Открылся округлый, с рыжими осыпями провал, и в нем зеленая, недвижная, окаменелая вода – лагуна в кратере, восхитительно-драгоценная. Поворачивая голову, он наслаждался бездонным изумрудным цветом. Вообразил эту сужающуюся ко дну огромную водяную каплю.

– Асосока, – сказал Сесар. – Отсюда Манагуа воду пьет. «Контрас» старается отравить. Это делается очень просто. На ходу из машины из пистолета стреляют ядовитой таблеткой, и вся столица отравлена.

И опять Белосельцев не разглядел ограждений, постов, изумляясь легкомысленному отношению к хранилищу питьевой воды.

У дороги под кручей заплескались мутно-рыжие волны озера, уходящего к подножию вулкана Момотомбо с его уменьшенным, трогательным подобием – Момотомбино. «Мадонна с младенцем», – с нежностью подумал Белосельцев.

– Здесь, – Сесар указал на белевшие за озером белые строения, – геотермальная станция. Очень важный источник энергии. Сюда пытался прорваться их самолет, но мы его отогнали…

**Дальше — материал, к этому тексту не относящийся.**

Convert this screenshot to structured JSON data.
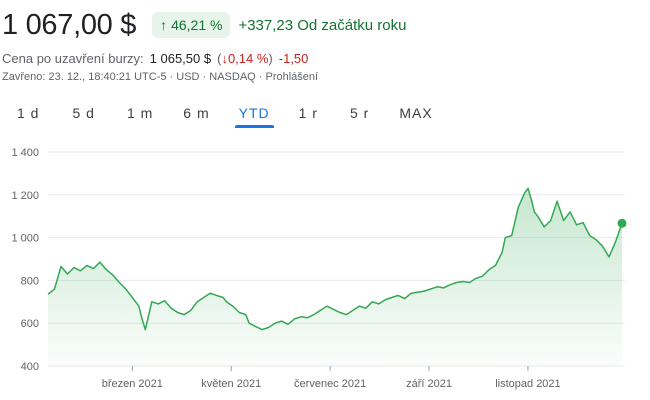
{
  "header": {
    "price": "1 067,00 $",
    "change_pct": "46,21 %",
    "change_abs": "+337,23 Od začátku roku",
    "prev_close_label": "Cena po uzavření burzy:",
    "prev_close_value": "1 065,50 $",
    "after_open": "(",
    "after_pct": "↓0,14 %",
    "after_close": ")",
    "after_abs": "-1,50",
    "meta": "Zavřeno: 23. 12., 18:40:21 UTC-5 · USD · NASDAQ · Prohlášení"
  },
  "tabs": [
    "1 d",
    "5 d",
    "1 m",
    "6 m",
    "YTD",
    "1 r",
    "5 r",
    "MAX"
  ],
  "active_tab": "YTD",
  "colors": {
    "up": "#137333",
    "line": "#34a853",
    "down": "#c5221f",
    "accent": "#1a73e8"
  },
  "chart_data": {
    "type": "area",
    "ylim": [
      400,
      1400
    ],
    "y_ticks": [
      1400,
      1200,
      1000,
      800,
      600,
      400
    ],
    "y_tick_labels": [
      "1 400",
      "1 200",
      "1 000",
      "800",
      "600",
      "400"
    ],
    "x_ticks": [
      {
        "label": "březen 2021",
        "x": 52
      },
      {
        "label": "květen 2021",
        "x": 113
      },
      {
        "label": "červenec 2021",
        "x": 174
      },
      {
        "label": "září 2021",
        "x": 235
      },
      {
        "label": "listopad 2021",
        "x": 296
      }
    ],
    "x_range": [
      0,
      354
    ],
    "values": [
      [
        0,
        735
      ],
      [
        4,
        760
      ],
      [
        8,
        865
      ],
      [
        12,
        830
      ],
      [
        16,
        860
      ],
      [
        20,
        845
      ],
      [
        24,
        870
      ],
      [
        28,
        855
      ],
      [
        32,
        885
      ],
      [
        36,
        850
      ],
      [
        40,
        825
      ],
      [
        44,
        790
      ],
      [
        48,
        760
      ],
      [
        52,
        720
      ],
      [
        56,
        680
      ],
      [
        58,
        620
      ],
      [
        60,
        570
      ],
      [
        64,
        700
      ],
      [
        68,
        690
      ],
      [
        72,
        705
      ],
      [
        76,
        670
      ],
      [
        80,
        650
      ],
      [
        84,
        640
      ],
      [
        88,
        660
      ],
      [
        92,
        700
      ],
      [
        96,
        720
      ],
      [
        100,
        740
      ],
      [
        104,
        730
      ],
      [
        108,
        720
      ],
      [
        110,
        700
      ],
      [
        114,
        680
      ],
      [
        118,
        650
      ],
      [
        122,
        640
      ],
      [
        124,
        600
      ],
      [
        128,
        585
      ],
      [
        132,
        570
      ],
      [
        136,
        580
      ],
      [
        140,
        600
      ],
      [
        144,
        610
      ],
      [
        148,
        595
      ],
      [
        152,
        620
      ],
      [
        156,
        630
      ],
      [
        160,
        625
      ],
      [
        164,
        640
      ],
      [
        168,
        660
      ],
      [
        172,
        680
      ],
      [
        176,
        665
      ],
      [
        180,
        650
      ],
      [
        184,
        640
      ],
      [
        188,
        660
      ],
      [
        192,
        680
      ],
      [
        196,
        670
      ],
      [
        200,
        700
      ],
      [
        204,
        690
      ],
      [
        208,
        710
      ],
      [
        212,
        720
      ],
      [
        216,
        730
      ],
      [
        220,
        715
      ],
      [
        224,
        740
      ],
      [
        228,
        745
      ],
      [
        232,
        750
      ],
      [
        236,
        760
      ],
      [
        240,
        770
      ],
      [
        244,
        765
      ],
      [
        248,
        780
      ],
      [
        252,
        790
      ],
      [
        256,
        795
      ],
      [
        260,
        790
      ],
      [
        264,
        810
      ],
      [
        268,
        820
      ],
      [
        272,
        850
      ],
      [
        276,
        870
      ],
      [
        280,
        930
      ],
      [
        282,
        1000
      ],
      [
        286,
        1010
      ],
      [
        290,
        1140
      ],
      [
        294,
        1210
      ],
      [
        296,
        1230
      ],
      [
        298,
        1180
      ],
      [
        300,
        1120
      ],
      [
        302,
        1100
      ],
      [
        306,
        1050
      ],
      [
        310,
        1080
      ],
      [
        314,
        1170
      ],
      [
        318,
        1080
      ],
      [
        322,
        1120
      ],
      [
        326,
        1060
      ],
      [
        330,
        1070
      ],
      [
        334,
        1010
      ],
      [
        338,
        990
      ],
      [
        342,
        960
      ],
      [
        346,
        910
      ],
      [
        350,
        980
      ],
      [
        354,
        1067
      ]
    ]
  }
}
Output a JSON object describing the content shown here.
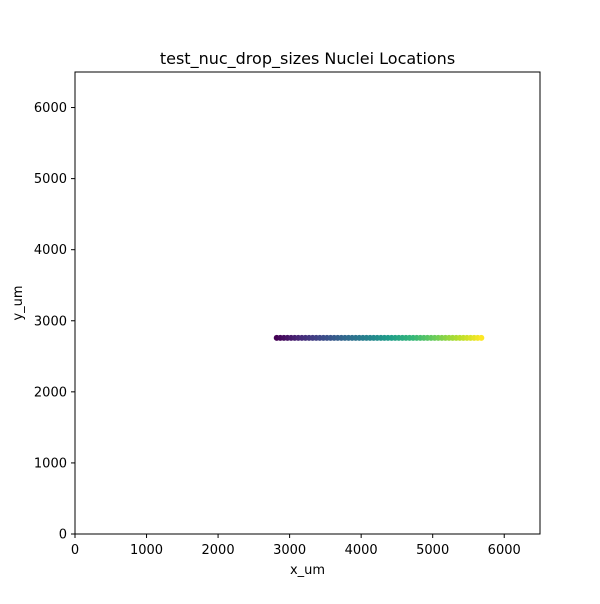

Уже не было недавней счастливой легкости, молодого и жадного восхищения дорогой. Он, разведчик, высматривал, оценивал, сравнивал. Добывал из окрестных пейзажей первые малые толики боевой информации.

Шоссе, озаренное солнцем, с голубыми, пересекавшими его тенями, было стратегической трассой, соединявшей военную границу Гондураса с Манагуа. Танкоопасным направлением, по которому, в случае войны, устремится к столице вал вторжения. Танковый удар, подкрепленный ударами с воздуха, способен достичь столицы менее чем за двое суток. И не было видно вокруг подготовленных рубежей обороны, противотанковых рвов, заминированных обочин, разбросанных на холмах расчетов противотанковых пушек. Окрестные, невысокие взгорья исключали возможность направленных взрывов, когда саперами обрушивается склон, засыпая и преграждая дорогу. Танки были способны свернуть с асфальтовой трассы и двигаться по обочинам, преодолевая холмы. Белосельцев оглядывал мелькавшие распадки и рощи, придорожные строения и складки местности, оценивая возможность организовать оборону, разместить летучие отряды истребителей танков. Было неясно, на что рассчитывает сандинистская армия, нагнетая напряженность на границе, не имея при этом средств для отражения нашествия.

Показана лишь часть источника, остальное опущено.